Within mere days, I felt complete and total relief. Every so often, the nagging pain flares up again, I treat it a few days with the violet leaf (I turned it into a balm after some time passed, to be less messy than the oil) and it feels better again.

Now, this is just MY experience. This does not mean it will help everyone. If you have concerns about a lump in your breast, you should definitely see a qualified medical professional immediately. I happen to prefer my naturopath over any ole regular doctor – but that’s totally on you to decide.

This is just a recounting of something that helped for my situation and should NOT to be construed as medical advice.

You should also check your diet, which is the root cause of many symptoms. In my case, in trying to cut budget corners, I switched from real butter to margarine (which is not so good for ANY type of inflammation.) We’ve since resumed eating the real deal and I do think that helped along with the balm.

 

Okay, now that that disclaimer is out of the way – if you’d like to try this, here’s how you can make Violet Leaf Balm (or Oil):

First, you’ll want to gather some fresh, unsprayed violet leaves. Look for where you saw violet blooms in the spring, you should find plenty of the heart-shaped leaves still around.

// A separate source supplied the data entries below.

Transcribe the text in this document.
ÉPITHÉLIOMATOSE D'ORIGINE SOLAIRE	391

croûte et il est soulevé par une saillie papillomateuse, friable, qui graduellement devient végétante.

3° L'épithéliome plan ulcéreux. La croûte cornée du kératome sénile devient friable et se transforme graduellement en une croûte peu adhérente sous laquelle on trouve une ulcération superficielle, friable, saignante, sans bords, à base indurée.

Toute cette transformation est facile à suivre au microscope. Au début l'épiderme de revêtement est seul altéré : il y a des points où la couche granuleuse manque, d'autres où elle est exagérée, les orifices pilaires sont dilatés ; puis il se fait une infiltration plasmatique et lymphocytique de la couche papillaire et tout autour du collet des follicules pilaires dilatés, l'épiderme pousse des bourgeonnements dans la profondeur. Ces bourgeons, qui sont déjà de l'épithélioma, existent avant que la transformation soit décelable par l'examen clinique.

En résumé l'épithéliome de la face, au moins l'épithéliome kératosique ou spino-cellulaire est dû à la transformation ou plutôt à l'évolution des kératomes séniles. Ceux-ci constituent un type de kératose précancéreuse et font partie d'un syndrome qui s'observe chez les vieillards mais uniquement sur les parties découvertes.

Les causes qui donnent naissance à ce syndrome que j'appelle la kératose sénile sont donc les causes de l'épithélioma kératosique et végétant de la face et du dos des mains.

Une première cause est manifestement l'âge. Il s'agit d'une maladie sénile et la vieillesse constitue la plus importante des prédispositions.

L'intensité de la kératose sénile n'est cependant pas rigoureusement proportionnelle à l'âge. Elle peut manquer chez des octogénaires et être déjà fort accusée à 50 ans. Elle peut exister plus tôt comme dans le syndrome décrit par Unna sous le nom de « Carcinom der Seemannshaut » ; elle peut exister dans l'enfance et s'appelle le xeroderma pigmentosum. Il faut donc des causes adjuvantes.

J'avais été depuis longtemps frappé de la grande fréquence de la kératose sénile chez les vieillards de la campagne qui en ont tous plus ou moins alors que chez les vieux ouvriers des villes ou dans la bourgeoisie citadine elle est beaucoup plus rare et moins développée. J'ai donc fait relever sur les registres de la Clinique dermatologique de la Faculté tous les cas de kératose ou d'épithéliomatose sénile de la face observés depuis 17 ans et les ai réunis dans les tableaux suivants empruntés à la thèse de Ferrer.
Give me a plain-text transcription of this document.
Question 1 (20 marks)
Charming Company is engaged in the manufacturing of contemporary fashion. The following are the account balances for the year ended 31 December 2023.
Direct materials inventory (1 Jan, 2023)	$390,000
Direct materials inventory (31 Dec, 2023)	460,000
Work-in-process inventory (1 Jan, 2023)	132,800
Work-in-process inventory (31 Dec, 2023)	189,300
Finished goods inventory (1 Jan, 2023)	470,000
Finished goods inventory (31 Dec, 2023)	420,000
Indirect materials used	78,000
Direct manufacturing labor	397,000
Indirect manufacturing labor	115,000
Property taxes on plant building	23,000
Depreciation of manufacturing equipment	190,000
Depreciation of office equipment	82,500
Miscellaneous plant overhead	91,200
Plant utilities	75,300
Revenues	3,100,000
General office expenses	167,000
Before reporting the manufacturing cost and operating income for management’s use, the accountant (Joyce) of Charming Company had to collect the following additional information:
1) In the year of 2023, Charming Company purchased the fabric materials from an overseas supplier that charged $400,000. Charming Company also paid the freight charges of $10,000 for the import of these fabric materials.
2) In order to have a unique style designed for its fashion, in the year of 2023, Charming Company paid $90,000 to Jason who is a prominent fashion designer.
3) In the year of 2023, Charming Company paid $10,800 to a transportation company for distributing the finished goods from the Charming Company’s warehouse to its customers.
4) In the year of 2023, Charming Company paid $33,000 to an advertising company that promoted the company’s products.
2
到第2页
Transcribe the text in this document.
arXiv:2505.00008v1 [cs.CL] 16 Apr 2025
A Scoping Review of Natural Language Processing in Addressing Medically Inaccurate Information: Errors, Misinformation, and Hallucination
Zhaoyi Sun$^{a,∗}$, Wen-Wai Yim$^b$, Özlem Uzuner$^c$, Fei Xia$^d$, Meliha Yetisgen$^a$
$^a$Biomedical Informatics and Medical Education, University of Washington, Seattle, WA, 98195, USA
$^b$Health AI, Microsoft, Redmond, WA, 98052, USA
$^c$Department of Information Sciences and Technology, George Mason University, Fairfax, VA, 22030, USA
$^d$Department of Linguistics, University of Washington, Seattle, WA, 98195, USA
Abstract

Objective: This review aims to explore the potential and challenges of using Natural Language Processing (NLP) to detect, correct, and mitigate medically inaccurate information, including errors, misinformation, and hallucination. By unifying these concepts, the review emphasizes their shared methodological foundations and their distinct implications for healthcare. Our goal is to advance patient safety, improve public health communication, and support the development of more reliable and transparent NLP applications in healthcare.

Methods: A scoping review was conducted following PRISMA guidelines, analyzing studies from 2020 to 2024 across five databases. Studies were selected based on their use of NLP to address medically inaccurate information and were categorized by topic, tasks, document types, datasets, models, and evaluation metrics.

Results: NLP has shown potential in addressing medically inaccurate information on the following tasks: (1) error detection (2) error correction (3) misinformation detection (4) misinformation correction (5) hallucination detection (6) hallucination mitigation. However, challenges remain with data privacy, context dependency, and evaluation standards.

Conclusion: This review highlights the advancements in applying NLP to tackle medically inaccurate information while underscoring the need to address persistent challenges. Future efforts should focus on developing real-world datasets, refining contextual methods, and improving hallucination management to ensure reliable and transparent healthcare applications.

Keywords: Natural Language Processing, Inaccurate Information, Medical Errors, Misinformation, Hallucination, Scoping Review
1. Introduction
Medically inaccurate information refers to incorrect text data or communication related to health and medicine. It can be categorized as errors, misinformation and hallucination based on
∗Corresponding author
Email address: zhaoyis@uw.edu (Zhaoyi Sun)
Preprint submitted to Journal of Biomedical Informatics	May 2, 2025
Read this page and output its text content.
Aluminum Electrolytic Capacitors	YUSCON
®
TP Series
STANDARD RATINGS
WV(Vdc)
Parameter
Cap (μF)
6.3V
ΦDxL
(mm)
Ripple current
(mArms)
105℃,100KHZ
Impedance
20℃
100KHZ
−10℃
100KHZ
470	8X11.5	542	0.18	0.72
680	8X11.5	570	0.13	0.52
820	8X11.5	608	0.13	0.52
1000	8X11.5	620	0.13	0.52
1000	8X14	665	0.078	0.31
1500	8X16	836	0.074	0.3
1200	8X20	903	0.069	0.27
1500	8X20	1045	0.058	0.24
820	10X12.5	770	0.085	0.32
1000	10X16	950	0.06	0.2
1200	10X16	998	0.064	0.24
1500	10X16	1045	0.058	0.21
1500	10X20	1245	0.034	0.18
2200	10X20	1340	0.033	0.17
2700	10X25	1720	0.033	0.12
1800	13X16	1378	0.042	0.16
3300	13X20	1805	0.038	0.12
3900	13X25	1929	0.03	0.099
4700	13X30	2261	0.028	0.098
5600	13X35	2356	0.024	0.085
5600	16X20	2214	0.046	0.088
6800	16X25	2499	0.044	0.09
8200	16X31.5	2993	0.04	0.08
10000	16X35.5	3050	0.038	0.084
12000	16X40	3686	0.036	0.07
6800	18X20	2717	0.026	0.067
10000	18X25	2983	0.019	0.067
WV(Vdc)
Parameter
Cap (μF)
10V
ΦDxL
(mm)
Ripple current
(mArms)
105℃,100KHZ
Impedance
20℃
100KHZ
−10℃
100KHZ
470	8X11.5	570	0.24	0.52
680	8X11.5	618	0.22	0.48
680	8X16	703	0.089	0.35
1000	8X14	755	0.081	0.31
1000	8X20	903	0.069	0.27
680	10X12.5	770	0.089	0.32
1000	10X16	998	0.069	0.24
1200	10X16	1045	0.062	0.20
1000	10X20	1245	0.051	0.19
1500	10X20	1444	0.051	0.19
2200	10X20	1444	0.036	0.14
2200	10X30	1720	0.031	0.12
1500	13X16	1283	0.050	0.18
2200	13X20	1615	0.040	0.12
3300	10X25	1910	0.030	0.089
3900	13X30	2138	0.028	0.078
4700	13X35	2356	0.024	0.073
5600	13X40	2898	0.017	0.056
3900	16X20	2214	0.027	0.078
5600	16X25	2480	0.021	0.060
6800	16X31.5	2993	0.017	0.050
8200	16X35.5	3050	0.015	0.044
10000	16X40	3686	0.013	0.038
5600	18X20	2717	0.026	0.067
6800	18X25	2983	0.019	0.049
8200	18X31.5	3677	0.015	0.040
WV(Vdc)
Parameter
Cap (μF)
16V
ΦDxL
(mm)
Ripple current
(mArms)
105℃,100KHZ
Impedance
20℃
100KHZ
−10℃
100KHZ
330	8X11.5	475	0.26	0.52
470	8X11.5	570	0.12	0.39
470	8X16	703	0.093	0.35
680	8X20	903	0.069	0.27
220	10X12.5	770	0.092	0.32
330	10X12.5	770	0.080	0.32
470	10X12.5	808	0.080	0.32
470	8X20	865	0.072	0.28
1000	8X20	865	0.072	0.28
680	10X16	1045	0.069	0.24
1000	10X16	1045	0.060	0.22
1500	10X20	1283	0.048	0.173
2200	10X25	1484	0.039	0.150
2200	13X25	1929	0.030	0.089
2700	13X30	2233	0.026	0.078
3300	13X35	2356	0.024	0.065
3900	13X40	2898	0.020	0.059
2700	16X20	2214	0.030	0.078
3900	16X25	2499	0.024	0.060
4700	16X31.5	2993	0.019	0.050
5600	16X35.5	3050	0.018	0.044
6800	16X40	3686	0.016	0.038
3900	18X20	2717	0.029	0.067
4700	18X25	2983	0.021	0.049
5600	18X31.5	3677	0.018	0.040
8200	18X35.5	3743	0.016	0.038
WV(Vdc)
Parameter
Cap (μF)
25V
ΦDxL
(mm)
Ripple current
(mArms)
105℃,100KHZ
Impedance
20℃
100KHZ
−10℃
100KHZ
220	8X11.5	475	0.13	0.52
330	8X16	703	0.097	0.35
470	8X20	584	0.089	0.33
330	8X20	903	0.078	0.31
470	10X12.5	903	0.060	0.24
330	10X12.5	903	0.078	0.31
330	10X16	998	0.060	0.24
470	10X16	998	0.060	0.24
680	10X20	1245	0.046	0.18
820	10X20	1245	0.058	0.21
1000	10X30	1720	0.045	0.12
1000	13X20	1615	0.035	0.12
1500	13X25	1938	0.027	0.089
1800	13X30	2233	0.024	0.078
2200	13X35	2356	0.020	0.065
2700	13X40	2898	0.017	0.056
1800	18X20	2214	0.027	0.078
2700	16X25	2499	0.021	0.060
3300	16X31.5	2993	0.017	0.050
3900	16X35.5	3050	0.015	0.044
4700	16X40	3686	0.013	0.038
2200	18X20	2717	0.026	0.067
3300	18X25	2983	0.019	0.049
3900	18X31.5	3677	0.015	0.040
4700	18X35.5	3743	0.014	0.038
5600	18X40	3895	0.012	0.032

You can also use dried leaves, which I prefer if the balm needs to have a longer shelf life. Oils infused with fresh plants tend to spoil quicker. If you have none available in your area, you can purchase some from Mountain Rose Herbs.

You can infuse the oil either the slow way (takes about five or six weeks) or the fast way (takes just a few hours.)

For the slow way, place several handfuls of dried violet leaves in a mason jar, cover with a light oil (I like olive oil), cap, and let sit in a dark place for five or six weeks, shaking occasionally. Strain into a fresh glass jar (I sterilize my jars in the dishwasher using the sanitize cycle, before using) and store, tightly sealed and in a dark, cool place.

For the fast method: Place your leaves in the jar (fresh or dried), cover with olive oil, but don’t cap. Set the jar in a saucepan half filled with water and slowly bring the water to just under a simmer, then turn it down a bit more. Let this infuse for around two to three hours.

You don’t want your water to be hot enough to boil (steam droplets in your oil is not good.)

In no way, shape or form should you get your oil so hot that you end up deep-frying your leaves and the whole mess smells like burnt parsnips. Trust me, that is not a smell you want to smell! If you accidentally, sorta, kinda do that – like I may have accidentally, sorta, kinda did one time – just toss it and start over.

Once your oil is sufficiently infused, strain out the violet leaves and discard. You can either use this Violet Leaf Oil, as is, or go a step further and turn it into a balm.

To make a balm, any type of balm, I use roughly 3 1/2 ounces of oil for every 1/2 ounce of beeswax. If I want a softer, looser salve, I use a bit less beeswax. For this violet leaf balm, we want a softer consistency, so it won’t drag across the skin.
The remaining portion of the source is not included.